As football clichés go a ‘must win’ game is up there with the best.
Mathematically, Manchester City could still qualify from Group E of the Champions League, even if they fail to beat CSKA Moscow at the Etihad this evening.
In truth, anything less than three points would see City in a right old mire with their backs well and truly to the wall, struggling to reach the knockout stages.
It’s a vital game for Manuel Pellegrini’s team and one that promises to begin with City’s supporters turning their backs to the pitch as UEFA’s evocative ‘Champions Theme’ blasts out prior to kick-off.

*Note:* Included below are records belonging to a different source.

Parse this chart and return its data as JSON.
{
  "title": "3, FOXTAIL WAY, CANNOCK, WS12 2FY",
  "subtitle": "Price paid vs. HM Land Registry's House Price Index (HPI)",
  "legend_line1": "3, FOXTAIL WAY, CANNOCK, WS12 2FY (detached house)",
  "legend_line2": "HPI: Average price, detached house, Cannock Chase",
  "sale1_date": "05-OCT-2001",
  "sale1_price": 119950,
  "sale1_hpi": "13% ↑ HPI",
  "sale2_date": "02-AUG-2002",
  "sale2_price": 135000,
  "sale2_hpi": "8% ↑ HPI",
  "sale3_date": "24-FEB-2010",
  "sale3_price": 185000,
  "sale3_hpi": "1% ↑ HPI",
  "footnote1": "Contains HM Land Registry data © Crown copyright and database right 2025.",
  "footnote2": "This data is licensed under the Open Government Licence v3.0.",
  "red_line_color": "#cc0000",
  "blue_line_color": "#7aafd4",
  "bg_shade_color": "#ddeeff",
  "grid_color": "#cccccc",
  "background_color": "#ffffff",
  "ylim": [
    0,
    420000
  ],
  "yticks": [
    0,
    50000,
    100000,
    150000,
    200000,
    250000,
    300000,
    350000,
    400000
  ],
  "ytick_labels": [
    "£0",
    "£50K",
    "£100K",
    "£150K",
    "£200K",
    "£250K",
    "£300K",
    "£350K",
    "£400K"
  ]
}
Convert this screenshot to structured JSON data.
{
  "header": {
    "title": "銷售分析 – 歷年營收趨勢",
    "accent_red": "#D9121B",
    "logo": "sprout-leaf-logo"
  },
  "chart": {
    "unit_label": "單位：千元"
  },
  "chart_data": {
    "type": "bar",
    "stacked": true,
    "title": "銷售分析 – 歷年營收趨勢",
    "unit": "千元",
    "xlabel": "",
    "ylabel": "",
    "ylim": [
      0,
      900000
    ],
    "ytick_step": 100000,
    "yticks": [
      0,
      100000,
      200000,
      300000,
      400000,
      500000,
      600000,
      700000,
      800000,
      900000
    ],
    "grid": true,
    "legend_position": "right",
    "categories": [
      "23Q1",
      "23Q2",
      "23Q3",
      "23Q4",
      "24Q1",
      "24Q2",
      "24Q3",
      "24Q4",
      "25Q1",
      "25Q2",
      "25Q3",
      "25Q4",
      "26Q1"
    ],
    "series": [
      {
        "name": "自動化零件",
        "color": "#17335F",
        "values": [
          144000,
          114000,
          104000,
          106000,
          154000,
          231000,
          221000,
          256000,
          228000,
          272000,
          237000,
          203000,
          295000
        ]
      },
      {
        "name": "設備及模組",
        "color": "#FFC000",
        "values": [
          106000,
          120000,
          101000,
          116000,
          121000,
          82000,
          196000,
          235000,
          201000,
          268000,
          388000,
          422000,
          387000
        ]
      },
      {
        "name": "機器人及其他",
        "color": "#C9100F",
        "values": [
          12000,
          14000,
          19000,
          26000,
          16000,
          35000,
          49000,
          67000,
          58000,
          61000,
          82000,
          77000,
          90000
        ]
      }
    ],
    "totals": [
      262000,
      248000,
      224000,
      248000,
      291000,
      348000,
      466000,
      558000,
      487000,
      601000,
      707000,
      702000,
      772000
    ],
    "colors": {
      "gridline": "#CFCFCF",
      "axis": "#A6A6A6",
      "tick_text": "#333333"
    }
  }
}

Large portions of an anticipated capacity crowd are planning a symbolic display of contempt for European football’s controlling body, following its disgraceful handling of affairs in Moscow a fortnight ago.
The racist ridden and universally reviled Russian champions had been ordered to play home fixtures behind closed doors, punishment for the appalling behaviour of rioting CSKA fans in the opening group game in Rome.
City’s travelling fans were also denied admission to the 18,600 Arena Khimki, and yet 350 or so CSKA yobs were clearly seen and heard cheering their side during the 2-2 draw, as the Sky Blues squandered a two-goal lead.
Worse still, UEFA have since commuted the original three-match ban to two e.g. the games already played against Bayern Munich and City, and halved a £158,000 to £79,000.
No action is being taken about CSKA flouting the ban against City, and the revolting Russian club’s thuggish following will now be able to attend their final home game against Roma on November 25th.
It’s yet another shining example of UEFA malpractice and one that sickens followers of the game. City and visiting Bayern Munich fans are planning a unified ‘backs to the Champions League anthem’ protest when they meet at the Etihad, the same night as the Muscovite mob and any AS Roma supporters turn up at the Arena Khimki.
CSKA fans are supposed to be banned from attending in Manchester and no tickets were allocated to the Russians.
One can only hope that if any Moscow fans do find their way in to the game – and clearly display their colours – they are immediately ejected.
Forget any notions of liberalism on this, the night that celebrates the thwarting of the plot to blow up Parliament in 1605, City need to put a rocket up the Russians both on and off the pitch!
A 45,000 crowd need to make the visitors feel as welcome as flatulence in a Russian cosmonaut’s space suit and make it a red hot reception on a cold night in Manchester.
Without the services of David Silva, Frank Lampard and Aleksander Kolarov, City still have more than enough firepower to do what they did in the first half in Moscow – annihilate their opponents.
It’s one of football’s great unsolved mysteries as to what befell Manchester City in that horror show of a second half , albeit the Russians had a 12th man in the form of the Hungarian referee.
City will be buoyed by victory in the weekend’s tetchy Manchester derby, a 1-0 win which ‘should’ve been six’, had another dodgy referee awarded three penalties to the Sky Blues – therefore signalling a Manure collapse.
Sergio Aguero is as hot as any bonfire in the kingdom with 13 goals this season and, with confidence revived, City have to press home their superiority.
Hopefully Pellegrini will cease tinkering with the defence and will field the same back four as Sunday, namely Zabaleta, Kompany, Demichelis and Clichy.
A settled defence has to be the way forward to providing firm foundations and getting City back on track, especially with Aleksander Kolarov out of contention for a month, after injuring his calf in the warm up before the derby.
Eliaquim Mangala has recovered from a thigh strain and, at £32m, clearly represents the future at centre back for City. Conversely the composed, established and experienced Martin Demichelis has to be the here and now, alongside skipper Vincent Kompany.
Yaya, now showing signs of last season’s Toure-de-Force, is instrumental in City’s recovery plan in Group E. Samir Nasri, having shaken off any ring rust following surgery, will now be relied upon in the creativity department in Silva’s absence.
A win, preferably by a handsome margin, given Roma’s 5-1 home demolition of CSKA, could put City’s Champions League fate back in their own hands.
If Bayern Munich can go even close at the Allianz Arena tonight, to emulating their spectacular 7-1 win in Rome, City will be in second place in Group E, a point clear of Roma with a superior goal difference.
Pellegrini is often – and with some justification – criticised for his almost religious adherence to a 4-4-2 formation. City have been outgunned in midfield on several occasions against high calibre Champions League opponents, but CSKA cannot be considered in that bracket.
If City can’t see off this Russian rabble with a 4-4-2, a 4-4-1-1 or a 4-5-1, then they surrender any aspirations of being part of the seating plan at European football’s top table.
Notwithstanding UEFA’s attempts to spike City’s guns with Financial Fair (Foul) Play restrictions, Pellegrini needs to engineer Champions League progression in the eyes of the club’s owner.
Forget about ‘must win’, if it’s a case of ‘can’t win’ then City will be a laughing stock across Europe. That must not happen.